Who actually invented public key encryption first, oh yeah a British fella working for gchq one evening in his head cos he couldnt write it down
This halfwit is the best that the US can come up with to head their "intelligence" apparatus?
You wouldn't come up with the same excuse given the following information:
1. You're standing in front of a group of people who consider you the expert.
2. You stand to gain a lot from forced backdoors and the job for your agency becomes far easier.
3. You have almost zero chance of being punished for lying through your teeth.
What would you have said? Personally I would have come up with the exact same thing and sugar coated it by saying all terrorists use all American technology.
That you audit the compiler first is a given. I mean, no later than this it's a given that the first thing you do when auditing source code is auditing the compiler for it.
We used to have a Bill of Rights. Now, with the rights gone, all we have left is the bill.

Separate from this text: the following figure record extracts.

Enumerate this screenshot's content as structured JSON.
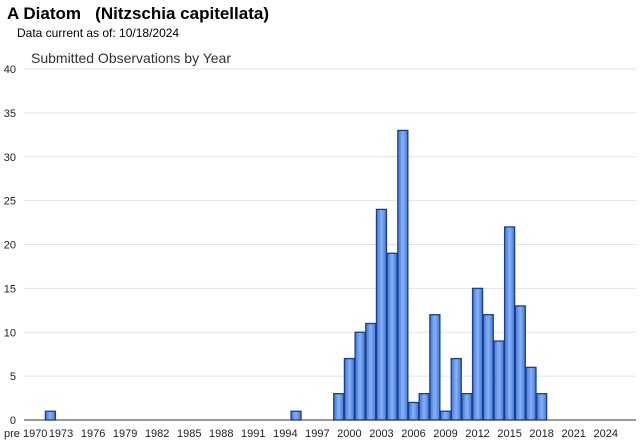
{
  "header": {
    "title": "A Diatom   (Nitzschia capitellata)",
    "subtitle": "Data current as of: 10/18/2024"
  },
  "colors": {
    "bar_fill": "#4f86e6",
    "bar_stroke": "#1a3f8f",
    "grid": "#e3e3e3"
  },
  "chart_data": {
    "type": "bar",
    "title": "Submitted Observations by Year",
    "xlabel": "",
    "ylabel": "",
    "ylim": [
      0,
      40
    ],
    "yticks": [
      0,
      5,
      10,
      15,
      20,
      25,
      30,
      35,
      40
    ],
    "grid": true,
    "x_tick_labels": [
      "pre 1970",
      "1973",
      "1976",
      "1979",
      "1982",
      "1985",
      "1988",
      "1991",
      "1994",
      "1997",
      "2000",
      "2003",
      "2006",
      "2009",
      "2012",
      "2015",
      "2018",
      "2021",
      "2024"
    ],
    "categories": [
      "pre 1970",
      "1970",
      "1971",
      "1972",
      "1973",
      "1974",
      "1975",
      "1976",
      "1977",
      "1978",
      "1979",
      "1980",
      "1981",
      "1982",
      "1983",
      "1984",
      "1985",
      "1986",
      "1987",
      "1988",
      "1989",
      "1990",
      "1991",
      "1992",
      "1993",
      "1994",
      "1995",
      "1996",
      "1997",
      "1998",
      "1999",
      "2000",
      "2001",
      "2002",
      "2003",
      "2004",
      "2005",
      "2006",
      "2007",
      "2008",
      "2009",
      "2010",
      "2011",
      "2012",
      "2013",
      "2014",
      "2015",
      "2016",
      "2017",
      "2018",
      "2019",
      "2020",
      "2021",
      "2022",
      "2023",
      "2024"
    ],
    "values": [
      0,
      0,
      0,
      1,
      0,
      0,
      0,
      0,
      0,
      0,
      0,
      0,
      0,
      0,
      0,
      0,
      0,
      0,
      0,
      0,
      0,
      0,
      0,
      0,
      0,
      0,
      1,
      0,
      0,
      0,
      3,
      7,
      10,
      11,
      24,
      19,
      33,
      2,
      3,
      12,
      1,
      7,
      3,
      15,
      12,
      9,
      22,
      13,
      6,
      3,
      0,
      0,
      0,
      0,
      0,
      0
    ]
  }
}
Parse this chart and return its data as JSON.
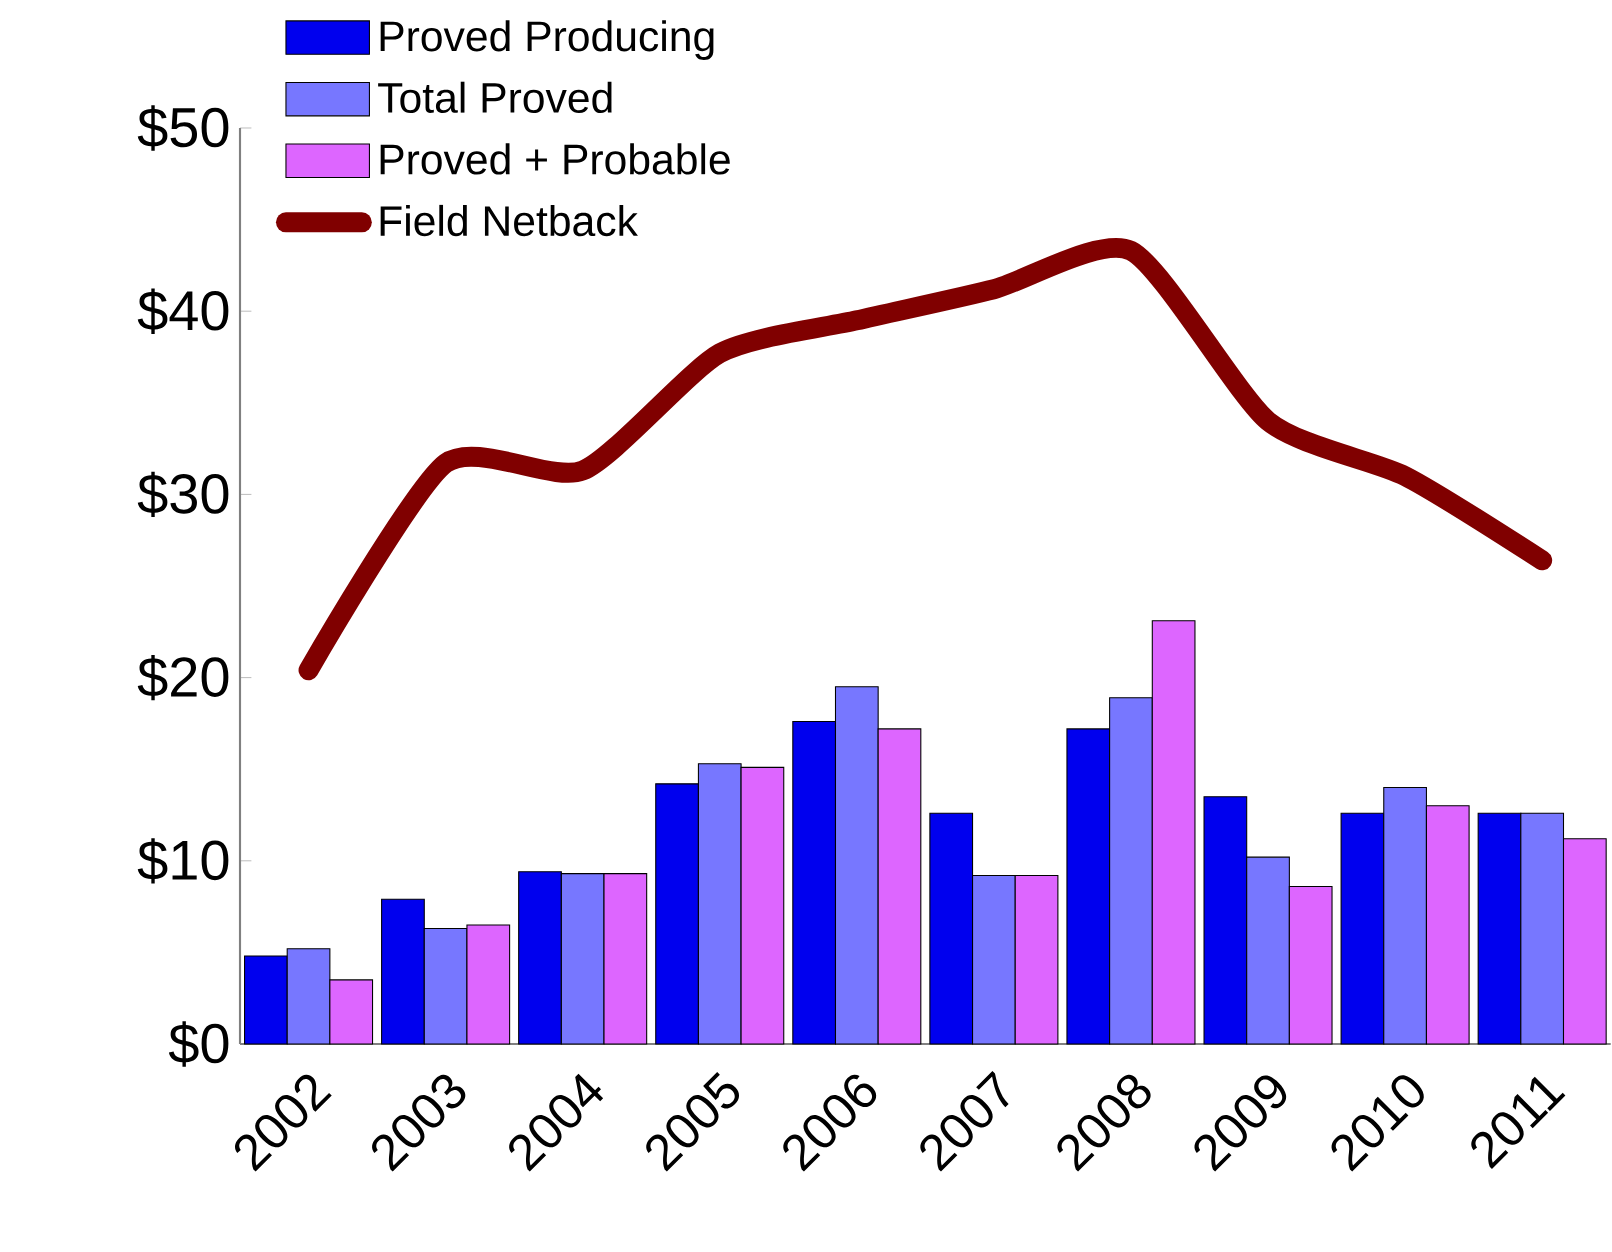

Encryption Routines created by people who are not American
- AES (Rijndael)
- IDEA
- Serpent
Hashing Routines created by people who are not American
- SHA-3 (Keccak)
So the Current Encryption Standard and Future Hashing Standards in the US were created by non-American's, but hey, "non-American solutions are simply 'theoretical.'"
You have to be not actually dumb to get high up in government. But you do have to have a certain capacity to believe in the institutional lies, or at least repeat them as if you mean them. They still institutionally believe in a rather simplistic device to the point that gaming the thing is a criminal offence, for example.
More to the point, this here is politics in action. He is furthering an agenda in front of an audience that made this agenda-pushing their day-and-night jobs, but who do not necessarily have any clue whatsoever about what goes on under the veneer of the nice words from the very respectable chief of this here government outfit reporting to congress. So he's basically daydreaming his "truth" into existence. If he can get it enacted in law, he has won.
* Quiz: What other organisation institutionally believes in an unproven, even outright silly, bullshit device based on similar principles?
Another article has more of the exchange:
Let's allow the assumption that American companies currently dominate the encryption field. We'll say that's true. How long would that dominance that last if foreign companies used strong encryption and American companies used hobbled encryption left vulnerable to the American government and hackers? Thank goodness for Warner and Wyden for pointing out how idiotic Brennan 's assertion was.
My sci-fi novel, Ghost Thief, is now available from Amazon.com.
The AES encryption algorithm is Rijndael, which is Belgian
The runner-up for the contest for becoming the AES standard was Serpent, which was a British/Danish/Israeli collaboration.
Third place went to the Twofish algorithm, designed by Bruce Schneier, a US citizen who happens to be a vocal opponent of backdoors.
The "main" encryption du jour happens to be from outside the USA. The best alternative is also from outside the USA. Of course, the nationality of the creators doesn't matter - the USA is able to make modified implementations that include backdoors, but the original non-backdoored versions are already out there for everyone to use instead.
Im only aware of 4 countires, America,russia, china, and terrorizerstan. Clearly we must be the only smart people.